Пушкари гурьбой обступили преображенца, затормошили с веселыми криками:
— Навар полагается, аль не слыхал? Деньга, бают, отвалена знатная… Магарыч, магарыч!
— А почему б и нет? — сказал Филатыч, и в голосе пробилась легкая грусть. — У меня родни-то всей — бомбардирская рота и теперь вот — вы, охламоны милые.
— Правда?
— Ей-богу, не вру.
— Качать его, робята!
И качнули бы, не вмешайся командир над школой: заметил непорядок, проскрипел как немазаное колесо.

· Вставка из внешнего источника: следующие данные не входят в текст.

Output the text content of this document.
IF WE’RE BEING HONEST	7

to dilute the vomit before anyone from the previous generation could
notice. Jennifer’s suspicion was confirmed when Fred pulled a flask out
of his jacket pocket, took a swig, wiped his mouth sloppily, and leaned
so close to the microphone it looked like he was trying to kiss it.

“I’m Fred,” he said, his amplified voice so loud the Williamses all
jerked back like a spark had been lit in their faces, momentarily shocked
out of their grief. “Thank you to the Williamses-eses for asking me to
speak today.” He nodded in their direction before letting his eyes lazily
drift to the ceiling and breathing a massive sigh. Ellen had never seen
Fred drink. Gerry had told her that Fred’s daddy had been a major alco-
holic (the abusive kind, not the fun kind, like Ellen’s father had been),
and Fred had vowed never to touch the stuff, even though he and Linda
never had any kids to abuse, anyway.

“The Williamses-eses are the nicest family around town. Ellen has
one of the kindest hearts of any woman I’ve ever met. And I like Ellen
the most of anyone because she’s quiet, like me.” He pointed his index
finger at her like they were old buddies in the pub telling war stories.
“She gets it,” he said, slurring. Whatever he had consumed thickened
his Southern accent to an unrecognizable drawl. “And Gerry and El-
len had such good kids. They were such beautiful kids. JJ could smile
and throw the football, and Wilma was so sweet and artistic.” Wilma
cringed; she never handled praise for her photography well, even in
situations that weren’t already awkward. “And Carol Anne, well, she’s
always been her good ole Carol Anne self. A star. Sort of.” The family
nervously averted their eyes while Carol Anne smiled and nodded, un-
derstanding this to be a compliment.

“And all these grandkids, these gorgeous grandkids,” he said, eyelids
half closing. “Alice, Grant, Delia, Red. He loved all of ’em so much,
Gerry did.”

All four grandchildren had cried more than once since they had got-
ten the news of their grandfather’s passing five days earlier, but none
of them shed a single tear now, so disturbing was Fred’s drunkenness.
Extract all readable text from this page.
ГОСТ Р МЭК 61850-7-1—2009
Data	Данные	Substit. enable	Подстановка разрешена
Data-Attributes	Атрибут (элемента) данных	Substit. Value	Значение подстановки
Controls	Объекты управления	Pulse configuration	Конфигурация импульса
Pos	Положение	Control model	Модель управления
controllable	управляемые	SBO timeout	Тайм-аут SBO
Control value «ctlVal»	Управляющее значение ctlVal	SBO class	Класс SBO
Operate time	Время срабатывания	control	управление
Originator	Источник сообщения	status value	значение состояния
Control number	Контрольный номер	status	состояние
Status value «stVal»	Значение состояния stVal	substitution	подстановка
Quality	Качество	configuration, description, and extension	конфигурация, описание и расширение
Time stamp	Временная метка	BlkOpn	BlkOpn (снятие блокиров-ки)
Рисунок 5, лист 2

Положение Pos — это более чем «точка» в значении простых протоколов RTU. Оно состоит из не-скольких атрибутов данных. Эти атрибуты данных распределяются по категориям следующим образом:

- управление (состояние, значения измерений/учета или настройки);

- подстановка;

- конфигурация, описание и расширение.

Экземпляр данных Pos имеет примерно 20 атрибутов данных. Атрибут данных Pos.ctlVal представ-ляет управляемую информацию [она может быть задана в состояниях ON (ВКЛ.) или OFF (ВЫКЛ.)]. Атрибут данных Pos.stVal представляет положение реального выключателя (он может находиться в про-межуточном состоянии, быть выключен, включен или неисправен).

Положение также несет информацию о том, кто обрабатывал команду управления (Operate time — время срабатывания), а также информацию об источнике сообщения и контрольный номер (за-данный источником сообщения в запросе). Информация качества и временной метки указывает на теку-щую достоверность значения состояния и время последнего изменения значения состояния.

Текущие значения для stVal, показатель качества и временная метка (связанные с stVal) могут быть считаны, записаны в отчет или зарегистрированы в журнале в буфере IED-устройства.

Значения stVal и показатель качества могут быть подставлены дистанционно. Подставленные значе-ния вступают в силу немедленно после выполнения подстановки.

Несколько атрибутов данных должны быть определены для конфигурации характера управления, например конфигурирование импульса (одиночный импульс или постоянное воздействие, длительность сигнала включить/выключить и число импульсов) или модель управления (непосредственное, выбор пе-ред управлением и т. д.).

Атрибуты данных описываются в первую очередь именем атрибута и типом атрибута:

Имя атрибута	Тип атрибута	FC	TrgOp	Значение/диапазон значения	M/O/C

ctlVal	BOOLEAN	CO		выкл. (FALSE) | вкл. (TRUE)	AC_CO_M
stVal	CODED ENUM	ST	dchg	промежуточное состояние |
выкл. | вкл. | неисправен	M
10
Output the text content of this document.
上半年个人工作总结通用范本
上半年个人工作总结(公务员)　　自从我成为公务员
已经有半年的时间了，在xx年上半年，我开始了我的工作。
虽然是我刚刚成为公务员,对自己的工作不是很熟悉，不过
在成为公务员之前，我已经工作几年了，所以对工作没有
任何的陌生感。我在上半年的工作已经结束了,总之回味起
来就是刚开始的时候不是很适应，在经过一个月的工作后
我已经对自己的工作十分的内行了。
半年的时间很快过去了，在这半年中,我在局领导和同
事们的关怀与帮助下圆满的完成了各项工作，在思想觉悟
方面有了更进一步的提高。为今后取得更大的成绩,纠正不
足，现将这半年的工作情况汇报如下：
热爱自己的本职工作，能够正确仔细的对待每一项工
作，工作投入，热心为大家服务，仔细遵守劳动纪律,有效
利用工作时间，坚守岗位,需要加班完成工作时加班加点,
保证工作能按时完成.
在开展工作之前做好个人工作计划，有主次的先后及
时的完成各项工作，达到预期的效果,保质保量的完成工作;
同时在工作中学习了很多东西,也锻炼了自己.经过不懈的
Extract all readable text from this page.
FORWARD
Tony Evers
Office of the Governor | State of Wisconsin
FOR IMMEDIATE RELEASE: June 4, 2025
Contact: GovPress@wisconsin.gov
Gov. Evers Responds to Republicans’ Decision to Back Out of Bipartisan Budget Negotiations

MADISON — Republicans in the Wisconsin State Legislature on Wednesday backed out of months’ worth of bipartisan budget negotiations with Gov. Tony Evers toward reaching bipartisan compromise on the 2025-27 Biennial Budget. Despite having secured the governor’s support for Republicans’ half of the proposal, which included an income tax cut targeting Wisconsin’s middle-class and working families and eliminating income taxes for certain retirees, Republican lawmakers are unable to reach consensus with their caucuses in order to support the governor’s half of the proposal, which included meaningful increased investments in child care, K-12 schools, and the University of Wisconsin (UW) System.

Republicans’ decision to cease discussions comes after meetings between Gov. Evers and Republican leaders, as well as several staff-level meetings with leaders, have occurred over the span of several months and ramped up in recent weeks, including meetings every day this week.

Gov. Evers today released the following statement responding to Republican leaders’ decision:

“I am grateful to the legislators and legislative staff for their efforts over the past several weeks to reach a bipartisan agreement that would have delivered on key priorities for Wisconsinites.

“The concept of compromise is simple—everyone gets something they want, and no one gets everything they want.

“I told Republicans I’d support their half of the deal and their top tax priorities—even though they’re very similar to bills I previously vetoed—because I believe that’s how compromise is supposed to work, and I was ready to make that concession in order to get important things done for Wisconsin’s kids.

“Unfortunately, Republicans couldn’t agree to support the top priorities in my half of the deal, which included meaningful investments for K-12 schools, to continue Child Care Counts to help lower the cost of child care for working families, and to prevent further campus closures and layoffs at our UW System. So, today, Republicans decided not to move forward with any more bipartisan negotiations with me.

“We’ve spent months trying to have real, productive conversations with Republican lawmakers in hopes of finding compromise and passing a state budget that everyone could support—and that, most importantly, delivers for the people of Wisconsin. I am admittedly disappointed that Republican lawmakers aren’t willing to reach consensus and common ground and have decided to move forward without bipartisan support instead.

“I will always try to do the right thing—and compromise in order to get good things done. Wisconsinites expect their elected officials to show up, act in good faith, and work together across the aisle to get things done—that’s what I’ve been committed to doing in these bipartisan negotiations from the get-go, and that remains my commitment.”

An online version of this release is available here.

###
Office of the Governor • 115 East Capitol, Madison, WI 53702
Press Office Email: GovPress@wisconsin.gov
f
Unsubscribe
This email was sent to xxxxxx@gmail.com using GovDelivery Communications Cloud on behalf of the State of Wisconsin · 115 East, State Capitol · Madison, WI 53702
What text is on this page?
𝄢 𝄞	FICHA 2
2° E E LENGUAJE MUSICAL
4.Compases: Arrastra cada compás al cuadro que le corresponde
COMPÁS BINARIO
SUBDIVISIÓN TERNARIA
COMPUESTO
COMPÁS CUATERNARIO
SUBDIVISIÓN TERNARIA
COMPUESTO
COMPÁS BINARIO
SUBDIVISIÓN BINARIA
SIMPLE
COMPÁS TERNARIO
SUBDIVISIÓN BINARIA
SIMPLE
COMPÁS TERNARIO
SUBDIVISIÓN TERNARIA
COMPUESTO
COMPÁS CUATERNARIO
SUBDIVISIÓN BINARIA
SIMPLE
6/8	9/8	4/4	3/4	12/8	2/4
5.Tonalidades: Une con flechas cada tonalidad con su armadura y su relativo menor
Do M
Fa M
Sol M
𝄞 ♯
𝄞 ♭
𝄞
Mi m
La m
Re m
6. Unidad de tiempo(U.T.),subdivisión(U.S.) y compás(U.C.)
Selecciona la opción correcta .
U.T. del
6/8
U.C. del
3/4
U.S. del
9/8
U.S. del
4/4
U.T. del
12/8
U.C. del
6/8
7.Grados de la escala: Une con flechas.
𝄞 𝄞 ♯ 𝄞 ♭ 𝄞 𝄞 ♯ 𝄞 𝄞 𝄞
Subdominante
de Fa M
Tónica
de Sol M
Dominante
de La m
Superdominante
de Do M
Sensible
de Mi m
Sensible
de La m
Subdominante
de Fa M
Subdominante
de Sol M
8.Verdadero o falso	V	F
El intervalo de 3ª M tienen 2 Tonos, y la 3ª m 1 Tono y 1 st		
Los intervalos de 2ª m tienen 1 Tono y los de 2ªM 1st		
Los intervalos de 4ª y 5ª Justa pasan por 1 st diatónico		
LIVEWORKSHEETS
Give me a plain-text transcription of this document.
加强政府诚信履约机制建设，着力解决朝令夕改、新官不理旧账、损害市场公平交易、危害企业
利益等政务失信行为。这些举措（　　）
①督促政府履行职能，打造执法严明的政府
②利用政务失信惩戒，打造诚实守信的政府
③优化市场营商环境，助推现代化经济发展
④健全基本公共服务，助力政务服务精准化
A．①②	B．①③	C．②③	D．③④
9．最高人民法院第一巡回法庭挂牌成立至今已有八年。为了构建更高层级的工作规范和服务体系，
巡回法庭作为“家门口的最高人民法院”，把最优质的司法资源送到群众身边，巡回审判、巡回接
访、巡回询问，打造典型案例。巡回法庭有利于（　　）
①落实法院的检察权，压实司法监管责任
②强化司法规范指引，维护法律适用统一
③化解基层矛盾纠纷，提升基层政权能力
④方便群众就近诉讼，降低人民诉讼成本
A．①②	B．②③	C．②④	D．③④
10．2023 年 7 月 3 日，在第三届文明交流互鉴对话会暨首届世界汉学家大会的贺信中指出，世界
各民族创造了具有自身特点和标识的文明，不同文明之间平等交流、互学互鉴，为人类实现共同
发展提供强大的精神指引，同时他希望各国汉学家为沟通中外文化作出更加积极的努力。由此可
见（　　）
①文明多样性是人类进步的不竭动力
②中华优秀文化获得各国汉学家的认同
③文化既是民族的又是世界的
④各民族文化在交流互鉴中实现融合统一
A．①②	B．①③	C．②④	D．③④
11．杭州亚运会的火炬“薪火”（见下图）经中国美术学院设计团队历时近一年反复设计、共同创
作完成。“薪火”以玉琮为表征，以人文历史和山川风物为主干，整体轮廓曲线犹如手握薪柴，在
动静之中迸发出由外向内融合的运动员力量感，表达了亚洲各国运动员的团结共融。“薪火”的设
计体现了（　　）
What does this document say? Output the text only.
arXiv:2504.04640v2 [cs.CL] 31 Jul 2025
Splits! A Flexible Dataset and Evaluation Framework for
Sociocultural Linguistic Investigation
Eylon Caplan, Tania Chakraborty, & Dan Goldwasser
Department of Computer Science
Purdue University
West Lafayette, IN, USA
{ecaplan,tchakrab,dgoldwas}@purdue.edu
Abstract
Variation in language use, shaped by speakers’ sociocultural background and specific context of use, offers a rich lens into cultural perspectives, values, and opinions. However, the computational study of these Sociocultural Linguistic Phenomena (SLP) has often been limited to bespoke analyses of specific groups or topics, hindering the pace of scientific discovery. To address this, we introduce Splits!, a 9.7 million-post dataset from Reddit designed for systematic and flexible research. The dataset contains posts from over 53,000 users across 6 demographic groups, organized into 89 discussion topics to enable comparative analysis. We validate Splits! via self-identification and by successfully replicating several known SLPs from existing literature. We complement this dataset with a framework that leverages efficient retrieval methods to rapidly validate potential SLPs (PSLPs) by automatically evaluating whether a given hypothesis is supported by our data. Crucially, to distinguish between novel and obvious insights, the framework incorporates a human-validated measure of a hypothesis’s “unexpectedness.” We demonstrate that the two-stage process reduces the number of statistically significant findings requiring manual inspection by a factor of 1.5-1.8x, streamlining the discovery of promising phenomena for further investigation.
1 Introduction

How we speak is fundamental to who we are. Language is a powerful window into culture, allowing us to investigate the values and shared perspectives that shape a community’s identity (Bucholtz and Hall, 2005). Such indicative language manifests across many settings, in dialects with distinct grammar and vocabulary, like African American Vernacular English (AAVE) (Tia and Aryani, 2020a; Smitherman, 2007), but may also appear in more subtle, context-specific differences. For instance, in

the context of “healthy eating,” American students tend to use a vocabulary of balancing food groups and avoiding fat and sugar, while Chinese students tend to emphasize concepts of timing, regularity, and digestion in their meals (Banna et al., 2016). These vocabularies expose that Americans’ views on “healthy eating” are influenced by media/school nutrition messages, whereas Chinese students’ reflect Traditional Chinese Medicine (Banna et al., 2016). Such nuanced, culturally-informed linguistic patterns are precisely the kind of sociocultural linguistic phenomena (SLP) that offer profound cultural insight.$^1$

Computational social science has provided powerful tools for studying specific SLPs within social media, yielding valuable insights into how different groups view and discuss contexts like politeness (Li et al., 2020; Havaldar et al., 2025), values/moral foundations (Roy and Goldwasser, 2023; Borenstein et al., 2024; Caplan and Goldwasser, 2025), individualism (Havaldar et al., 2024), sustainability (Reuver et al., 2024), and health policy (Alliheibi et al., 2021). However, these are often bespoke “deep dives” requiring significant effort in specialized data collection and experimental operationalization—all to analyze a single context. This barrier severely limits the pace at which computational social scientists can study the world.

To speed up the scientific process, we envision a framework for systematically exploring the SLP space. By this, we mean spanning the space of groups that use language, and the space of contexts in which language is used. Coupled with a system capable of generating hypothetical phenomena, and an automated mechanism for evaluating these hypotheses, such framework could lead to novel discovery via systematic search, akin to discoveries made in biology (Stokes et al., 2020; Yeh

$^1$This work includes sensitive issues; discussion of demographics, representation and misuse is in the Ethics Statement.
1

Заключал шествие Ингерманландский конный полк, любимый меншиковский, — глаза разбегались при виде лошадей, подобранных по мастям: вороные, караковые, игреневые, буланые, гнедые, сивые, чалые, пегие, — что ни ротный строй, то свой особый цвет. Матово сверкали палаши и полусабли, поднятые в руках драгун, вдоль седел — в нагалищах — лежали укороченные фузеи, пары пистолетов затаились наготове в сумках-ольстредях.
— Вива-а-ат!
Победное войско — с распущенными знаменами, барабанным боем и музыкой — проходило на Красную площадь. К нему пристраивались квадраты артиллерной, математической, навигаторской школ, коим тоже кричали «виват», — в задаток, что ли? — а следом напирали продрогшие толпы москвичей, и неспроста: посреди площади ждало даровое угощенье.
Столы, расставленные двойной дугой на полверсты, ломились от всяческой снеди — жареной и пареной, вяленой и копченой. Грудами лежали куры, ути, гуси, тетерева, косяки буженины, кострецы говяжьи, щуки в капусте, караси с лопату, обок — в сулеях, в штофах, просто в жбанах — питье самое разное: водка, брага, романея, вино боярское, меды вишенные, смородинные, паточные.
У пушкарей засосало внутри.
— Нам-то можно, господин сержант?
— Нужно! С утра не емши, надо понимать. А вот хмельным блазниться не советую. Взыщу! — И вслед сорвавшимся вскачь питомцам: — Сбор посередке, через час!
К столам для воинских людей артиллеры пробились не сразу, почтительно расступаясь перед бравыми преображенцами, семеновцами, ингерманландцами, ну а со своей ученической братьей не церемонились, оттирали в сторону, как могли. Пашка-женатик первым влетел, двигая локтями, промеж навигаторов, утвердился скалой, за ним прихлынули остальные.